Patients taking HIV/Aids drugs in Uganda can expect to have a near-normal lifespan, says a new report by researchers from the University of British Colombia and BC Centre for Excellence in HIV/Aids in Canada.
According to published findings at the world conference on Aids in Rome, researchers trawled through data for 22,315 people in Uganda aged at least 14 who had initiated anti-retroviral therapy between 2000 and 2009.
They were measured against life expectancy, which is around 55 years, a figure that increases with age after the individual has cleared key milestones such as death in infancy or risk behaviour in adolescence. “We found that anti-retroviral therapy in Uganda offers favourable life expectancy compared with the national average.
We found that life expectancy varied considerably according to sex, with women having a greater life expectancy than men,” the researchers noted in their report published in Annals of Internal Medicine, a US journal.
The report says adolescents (14 to 19 years) had worse life expectancy than older patients (20 to 49 years) because “mortality among adolescents is higher than in older age groups”. Individuals in the study who were at the age of 20 when they began therapy were statistically likely to live an additional 26.7 years, and at the age of 35 another 27.9 years. But this was the overall figure, and there were big differences between the sexes. Twenty-year-old males on HIV drugs could look to an additional 19.1 years of life, but female 30.6 years.

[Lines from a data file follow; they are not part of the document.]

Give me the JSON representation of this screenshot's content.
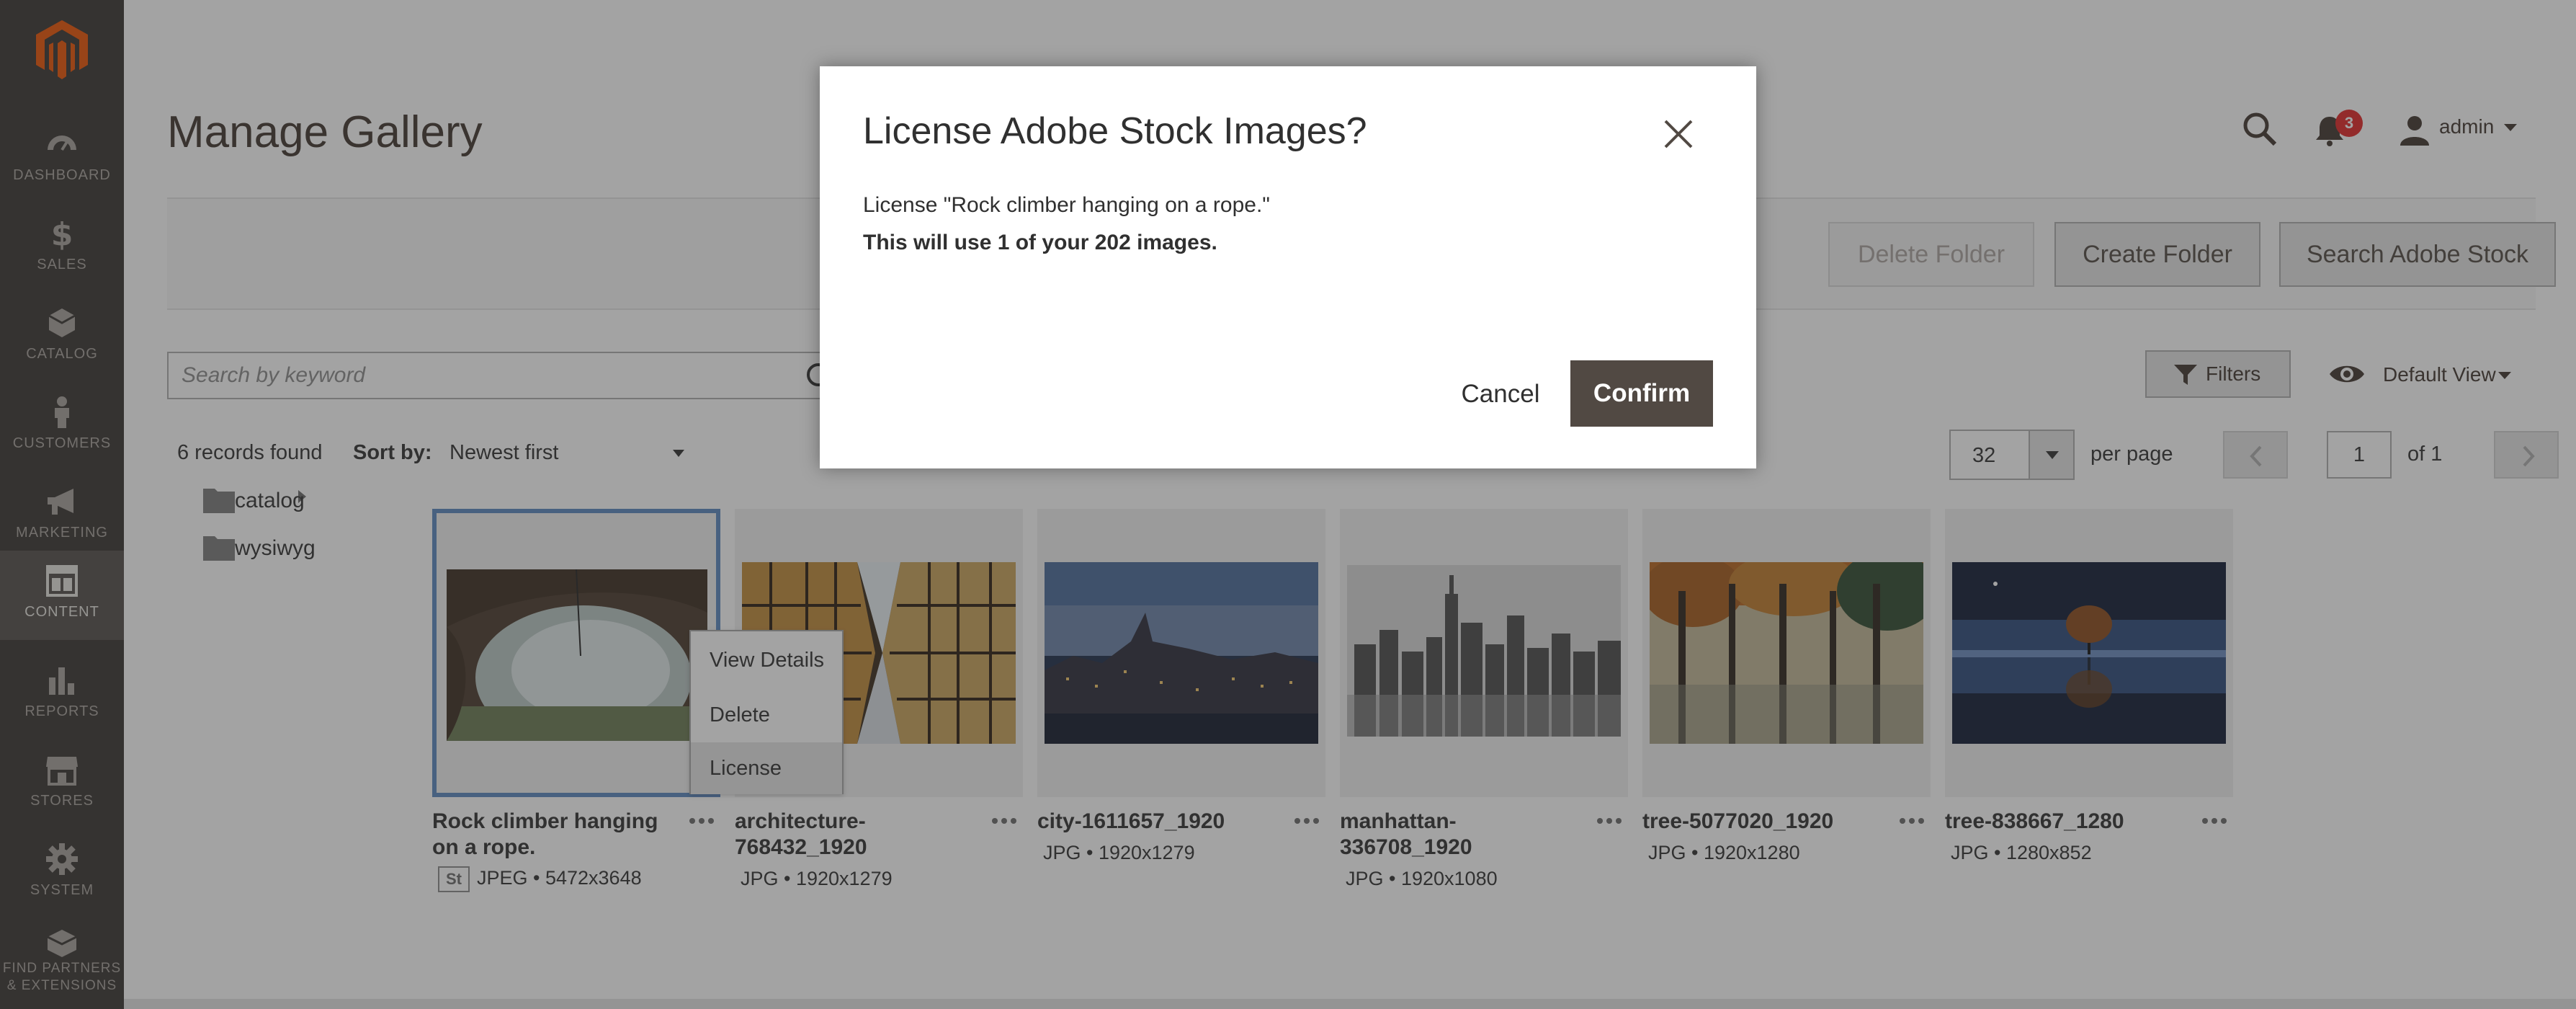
{
  "sidebar": {
    "items": [
      {
        "label": "DASHBOARD",
        "icon": "dashboard-icon"
      },
      {
        "label": "SALES",
        "icon": "dollar-icon"
      },
      {
        "label": "CATALOG",
        "icon": "cube-icon"
      },
      {
        "label": "CUSTOMERS",
        "icon": "person-icon"
      },
      {
        "label": "MARKETING",
        "icon": "megaphone-icon"
      },
      {
        "label": "CONTENT",
        "icon": "layout-icon",
        "active": true
      },
      {
        "label": "REPORTS",
        "icon": "bar-chart-icon"
      },
      {
        "label": "STORES",
        "icon": "storefront-icon"
      },
      {
        "label": "SYSTEM",
        "icon": "gear-icon"
      },
      {
        "label": "FIND PARTNERS",
        "label2": "& EXTENSIONS",
        "icon": "boxes-icon"
      }
    ]
  },
  "header": {
    "title": "Manage Gallery",
    "notifications_count": "3",
    "user": "admin"
  },
  "actions": {
    "delete_folder": "Delete Folder",
    "create_folder": "Create Folder",
    "search_adobe_stock": "Search Adobe Stock"
  },
  "search": {
    "placeholder": "Search by keyword"
  },
  "toolbar": {
    "filters": "Filters",
    "view": "Default View",
    "records_found": "6 records found",
    "sort_label": "Sort by:",
    "sort_value": "Newest first",
    "per_page_value": "32",
    "per_page_label": "per page",
    "current_page": "1",
    "total_pages": "of 1"
  },
  "folders": [
    "catalog",
    "wysiwyg"
  ],
  "images": [
    {
      "title_line1": "Rock climber hanging",
      "title_line2": "on a rope.",
      "badge": "St",
      "meta": "JPEG • 5472x3648"
    },
    {
      "title_line1": "architecture-",
      "title_line2": "768432_1920",
      "meta": "JPG • 1920x1279"
    },
    {
      "title_line1": "city-1611657_1920",
      "title_line2": "",
      "meta": "JPG • 1920x1279"
    },
    {
      "title_line1": "manhattan-",
      "title_line2": "336708_1920",
      "meta": "JPG • 1920x1080"
    },
    {
      "title_line1": "tree-5077020_1920",
      "title_line2": "",
      "meta": "JPG • 1920x1280"
    },
    {
      "title_line1": "tree-838667_1280",
      "title_line2": "",
      "meta": "JPG • 1280x852"
    }
  ],
  "context_menu": [
    "View Details",
    "Delete",
    "License"
  ],
  "modal": {
    "title": "License Adobe Stock Images?",
    "line1": "License \"Rock climber hanging on a rope.\"",
    "line2": "This will use 1 of your 202 images.",
    "cancel": "Cancel",
    "confirm": "Confirm"
  },
  "colors": {
    "sidebar_bg": "#373330",
    "accent": "#eb5202",
    "primary_button": "#514943",
    "selected_border": "#5a88c0",
    "badge": "#e22626"
  }
}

The gap was maintained at the age of 35, when an infected male under treatment could live another 22 years but a woman could live 32.5 years more. The suspected reason for this is that men tend to access care at a later stage of disease than women, when they are already badly infected by the human immunodeficiency virus.
Previous research has already established that earlier treatment leads to stronger health as the immune system, compromised by the Aids pathogen, recovers. “The substantial life expectancy afforded by access to anti-retroviral drugs underscores the fact that HIV diagnosis and treatment in resource-limited setting should no longer be considered a death sentence,” said lead researcher Edward Mills.
Georgetown University researcher Mark Dybul, who led the implementation of former US president George W. Bush’s massive plan for Aids help in the last decade, said the findings were “further evidence that the global investment in HIV and Aids programming is clearly working.”
The study is the latest in a series of research into wider use of the drug “cocktail” that first emerged in 1996 and has become one of the greatest successes in the history of medicine. AIDS has killed an estimated 30 million people worldwide since it was recorded as a novel disease in 1981.